Spontaneous Unassisted Conversion of CO2 to Multicarbon (≥ C2) Liquid Products on Green Rust Mineral

Efficient low pressure, low temperature electrochemical conversion of CO2 to multicarbon (at least C>2) is a very challenging process due to the involvement of multiple coupled electron and proton transfer steps along with the difficult C-C coupling step between the charged intermediates.
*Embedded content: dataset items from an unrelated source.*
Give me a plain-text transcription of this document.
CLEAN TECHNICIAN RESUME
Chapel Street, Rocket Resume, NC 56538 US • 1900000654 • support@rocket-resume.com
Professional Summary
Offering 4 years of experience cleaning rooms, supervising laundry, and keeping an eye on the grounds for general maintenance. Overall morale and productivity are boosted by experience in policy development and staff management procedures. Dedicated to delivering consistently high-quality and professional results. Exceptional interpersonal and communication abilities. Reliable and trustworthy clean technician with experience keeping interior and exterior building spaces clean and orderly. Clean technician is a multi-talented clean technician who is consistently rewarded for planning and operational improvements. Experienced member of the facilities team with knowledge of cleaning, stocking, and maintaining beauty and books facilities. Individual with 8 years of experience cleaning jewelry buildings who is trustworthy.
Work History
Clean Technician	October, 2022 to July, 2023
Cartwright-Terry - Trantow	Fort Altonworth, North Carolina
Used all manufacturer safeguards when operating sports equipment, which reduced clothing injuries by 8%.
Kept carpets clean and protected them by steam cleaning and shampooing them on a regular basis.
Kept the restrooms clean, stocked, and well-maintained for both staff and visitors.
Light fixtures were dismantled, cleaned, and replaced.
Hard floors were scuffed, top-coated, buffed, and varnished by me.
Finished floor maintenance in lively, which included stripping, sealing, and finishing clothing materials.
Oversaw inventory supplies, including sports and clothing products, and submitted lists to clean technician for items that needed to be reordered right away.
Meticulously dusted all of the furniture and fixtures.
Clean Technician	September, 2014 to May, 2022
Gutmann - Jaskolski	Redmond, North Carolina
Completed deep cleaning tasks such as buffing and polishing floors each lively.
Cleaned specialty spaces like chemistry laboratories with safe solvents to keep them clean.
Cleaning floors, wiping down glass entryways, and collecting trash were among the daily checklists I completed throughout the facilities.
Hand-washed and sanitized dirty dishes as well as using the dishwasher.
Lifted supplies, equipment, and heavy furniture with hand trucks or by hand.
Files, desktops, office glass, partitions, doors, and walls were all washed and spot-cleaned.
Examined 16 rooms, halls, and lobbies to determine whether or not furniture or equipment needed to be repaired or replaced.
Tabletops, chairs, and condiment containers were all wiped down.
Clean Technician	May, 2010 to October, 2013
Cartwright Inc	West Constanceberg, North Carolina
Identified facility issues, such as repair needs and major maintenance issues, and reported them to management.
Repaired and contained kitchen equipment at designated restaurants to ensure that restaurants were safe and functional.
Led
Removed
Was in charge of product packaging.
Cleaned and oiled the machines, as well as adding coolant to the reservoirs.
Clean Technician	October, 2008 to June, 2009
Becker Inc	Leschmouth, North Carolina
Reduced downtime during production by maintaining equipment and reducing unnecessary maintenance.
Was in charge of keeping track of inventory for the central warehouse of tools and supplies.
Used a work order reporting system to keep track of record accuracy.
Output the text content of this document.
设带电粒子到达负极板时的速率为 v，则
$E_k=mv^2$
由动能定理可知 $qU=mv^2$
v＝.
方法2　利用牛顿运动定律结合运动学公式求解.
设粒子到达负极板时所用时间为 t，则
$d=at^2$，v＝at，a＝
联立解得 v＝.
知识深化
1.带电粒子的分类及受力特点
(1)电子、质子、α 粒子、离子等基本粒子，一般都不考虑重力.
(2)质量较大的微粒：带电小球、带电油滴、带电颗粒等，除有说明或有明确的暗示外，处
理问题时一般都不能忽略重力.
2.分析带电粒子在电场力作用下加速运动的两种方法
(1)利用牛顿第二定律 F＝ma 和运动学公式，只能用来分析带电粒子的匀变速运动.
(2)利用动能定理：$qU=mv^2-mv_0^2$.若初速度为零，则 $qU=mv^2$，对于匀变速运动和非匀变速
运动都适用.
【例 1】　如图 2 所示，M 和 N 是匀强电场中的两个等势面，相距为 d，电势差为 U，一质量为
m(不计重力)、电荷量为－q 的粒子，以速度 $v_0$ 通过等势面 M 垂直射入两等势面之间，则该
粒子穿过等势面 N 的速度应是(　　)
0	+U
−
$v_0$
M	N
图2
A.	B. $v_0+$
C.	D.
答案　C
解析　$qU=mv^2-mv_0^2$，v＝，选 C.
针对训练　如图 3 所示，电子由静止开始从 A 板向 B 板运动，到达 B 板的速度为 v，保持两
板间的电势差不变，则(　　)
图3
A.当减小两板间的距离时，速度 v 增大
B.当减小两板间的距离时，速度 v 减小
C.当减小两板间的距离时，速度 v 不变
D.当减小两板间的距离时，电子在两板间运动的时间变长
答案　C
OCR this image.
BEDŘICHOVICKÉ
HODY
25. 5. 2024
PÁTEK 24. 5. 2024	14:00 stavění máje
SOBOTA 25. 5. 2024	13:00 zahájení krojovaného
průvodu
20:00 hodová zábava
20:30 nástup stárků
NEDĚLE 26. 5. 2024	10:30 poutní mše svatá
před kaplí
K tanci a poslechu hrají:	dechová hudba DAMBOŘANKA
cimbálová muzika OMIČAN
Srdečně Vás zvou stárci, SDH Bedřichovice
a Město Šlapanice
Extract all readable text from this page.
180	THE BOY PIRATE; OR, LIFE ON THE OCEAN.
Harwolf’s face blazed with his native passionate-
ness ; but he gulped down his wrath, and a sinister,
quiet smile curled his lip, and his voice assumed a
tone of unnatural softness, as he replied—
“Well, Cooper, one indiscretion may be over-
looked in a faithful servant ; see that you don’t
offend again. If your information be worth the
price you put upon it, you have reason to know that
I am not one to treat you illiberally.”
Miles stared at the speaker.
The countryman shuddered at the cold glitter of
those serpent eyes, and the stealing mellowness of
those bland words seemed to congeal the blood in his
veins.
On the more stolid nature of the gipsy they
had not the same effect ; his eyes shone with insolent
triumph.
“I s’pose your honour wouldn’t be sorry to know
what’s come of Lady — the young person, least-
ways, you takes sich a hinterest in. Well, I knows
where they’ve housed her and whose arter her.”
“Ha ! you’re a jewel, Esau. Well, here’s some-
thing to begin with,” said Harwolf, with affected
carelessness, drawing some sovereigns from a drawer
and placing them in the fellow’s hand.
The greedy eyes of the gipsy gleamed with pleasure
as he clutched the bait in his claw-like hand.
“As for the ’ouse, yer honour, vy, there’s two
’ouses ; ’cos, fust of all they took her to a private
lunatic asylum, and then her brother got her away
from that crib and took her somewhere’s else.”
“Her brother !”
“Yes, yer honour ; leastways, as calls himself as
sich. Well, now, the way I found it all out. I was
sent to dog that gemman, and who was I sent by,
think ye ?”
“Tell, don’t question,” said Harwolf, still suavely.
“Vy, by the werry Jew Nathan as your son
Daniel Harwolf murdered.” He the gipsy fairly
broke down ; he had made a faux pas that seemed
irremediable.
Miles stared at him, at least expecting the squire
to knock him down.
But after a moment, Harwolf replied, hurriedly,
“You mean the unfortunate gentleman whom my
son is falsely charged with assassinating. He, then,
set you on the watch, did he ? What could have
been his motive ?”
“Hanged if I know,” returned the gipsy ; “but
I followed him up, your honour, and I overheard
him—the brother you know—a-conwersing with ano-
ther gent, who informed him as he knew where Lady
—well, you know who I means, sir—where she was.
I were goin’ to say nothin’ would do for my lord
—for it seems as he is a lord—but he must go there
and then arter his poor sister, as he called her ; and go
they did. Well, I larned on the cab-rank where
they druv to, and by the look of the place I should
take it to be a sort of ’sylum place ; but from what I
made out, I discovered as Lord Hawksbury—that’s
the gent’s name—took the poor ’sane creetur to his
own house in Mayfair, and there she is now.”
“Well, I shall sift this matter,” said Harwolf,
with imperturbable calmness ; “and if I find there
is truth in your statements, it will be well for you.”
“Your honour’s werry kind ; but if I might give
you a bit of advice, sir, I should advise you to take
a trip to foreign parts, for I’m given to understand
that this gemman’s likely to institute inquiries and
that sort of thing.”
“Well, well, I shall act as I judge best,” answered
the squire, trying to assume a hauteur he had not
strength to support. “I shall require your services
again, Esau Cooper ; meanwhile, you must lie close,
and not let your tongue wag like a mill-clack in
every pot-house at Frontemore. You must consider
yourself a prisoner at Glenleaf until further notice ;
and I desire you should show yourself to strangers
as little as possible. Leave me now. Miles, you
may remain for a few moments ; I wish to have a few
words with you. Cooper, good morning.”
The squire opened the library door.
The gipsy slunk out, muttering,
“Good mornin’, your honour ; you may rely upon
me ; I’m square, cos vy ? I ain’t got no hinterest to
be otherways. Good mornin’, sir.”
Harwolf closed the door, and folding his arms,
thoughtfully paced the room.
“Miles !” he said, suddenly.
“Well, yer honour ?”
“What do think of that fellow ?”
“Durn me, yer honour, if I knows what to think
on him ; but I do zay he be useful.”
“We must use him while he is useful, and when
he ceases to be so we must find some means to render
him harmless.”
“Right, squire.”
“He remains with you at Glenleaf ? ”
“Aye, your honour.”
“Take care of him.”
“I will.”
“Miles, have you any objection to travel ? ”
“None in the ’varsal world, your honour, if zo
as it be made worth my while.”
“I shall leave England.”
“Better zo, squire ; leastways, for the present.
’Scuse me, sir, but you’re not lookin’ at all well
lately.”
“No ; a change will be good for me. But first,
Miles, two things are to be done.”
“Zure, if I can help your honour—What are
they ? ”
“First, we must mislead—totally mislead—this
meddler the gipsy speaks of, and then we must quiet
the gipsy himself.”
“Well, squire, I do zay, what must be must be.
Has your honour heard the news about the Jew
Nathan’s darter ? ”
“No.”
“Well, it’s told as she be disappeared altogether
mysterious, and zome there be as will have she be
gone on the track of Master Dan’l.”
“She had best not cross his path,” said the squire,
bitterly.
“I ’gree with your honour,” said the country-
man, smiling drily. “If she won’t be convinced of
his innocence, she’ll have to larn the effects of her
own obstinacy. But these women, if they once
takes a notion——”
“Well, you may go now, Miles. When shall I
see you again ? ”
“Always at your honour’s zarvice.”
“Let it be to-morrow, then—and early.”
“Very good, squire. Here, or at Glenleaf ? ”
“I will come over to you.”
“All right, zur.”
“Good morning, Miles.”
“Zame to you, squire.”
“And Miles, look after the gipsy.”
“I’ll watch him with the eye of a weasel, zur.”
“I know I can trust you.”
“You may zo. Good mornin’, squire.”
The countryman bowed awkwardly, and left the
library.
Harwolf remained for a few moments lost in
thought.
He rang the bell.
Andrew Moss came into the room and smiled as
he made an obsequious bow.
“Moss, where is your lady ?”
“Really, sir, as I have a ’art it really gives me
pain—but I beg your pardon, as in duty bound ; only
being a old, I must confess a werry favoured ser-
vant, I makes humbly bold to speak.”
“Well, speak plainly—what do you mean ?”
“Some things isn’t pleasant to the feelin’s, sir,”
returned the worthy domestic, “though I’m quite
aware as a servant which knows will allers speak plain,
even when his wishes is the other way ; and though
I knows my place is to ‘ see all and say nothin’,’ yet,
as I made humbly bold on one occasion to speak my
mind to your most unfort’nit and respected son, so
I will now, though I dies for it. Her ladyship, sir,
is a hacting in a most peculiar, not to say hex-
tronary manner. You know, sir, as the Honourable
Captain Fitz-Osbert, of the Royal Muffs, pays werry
Only copper and its alloy show moderate efficiency in converting CO2 to multicarbon gaseous and liquid products but require at least -0.8- -1.0 V overpotentials. Here, we report that green rust, a corrosion product of Fe or steel surfaces formed both naturally and synthetically under anaerobic conditions, is a highly active catalyst capable of reducing CO2 to liquid C2 (ethanol) and C3 (acetone) products both spontaneously (unassisted) and electrocatalytically. A maximum production rate of 2520 μmoles L-1h-1 of C2 and C3 products could be achieved without the application of any external bias, which is 1000 times higher than that reported for other Fe minerals under external bias. Under external bias, GR exhibited a record total faradaic efficiencies (FE) of 60-98% at overpotentials of just 60-290 mV. A maximum ethanol conversion with 95% selectivity and a production rate of 13960 μg L-1h-1 was achieved with the KHCO3 electrolyte at a pH of 9.5 with application of 60 mV overpotential. Under a more acidic pH of 7.3 and an overpotential of 290 mV, the primary conversion product is acetone at a selectivity of 47% along with acetate and formate as the minor additional products (60% total FE). The results reported here represent a new benchmark for the efficient electrocatalytic conversion of CO2 to liquid products. The intrinsically high CO2 activity of the green rust mineral may be related to its unusual band structure with an electron affinity of ~3.2 eV, which is the lowest among all commonly known oxides and sulfides in the aqueous electrolyte.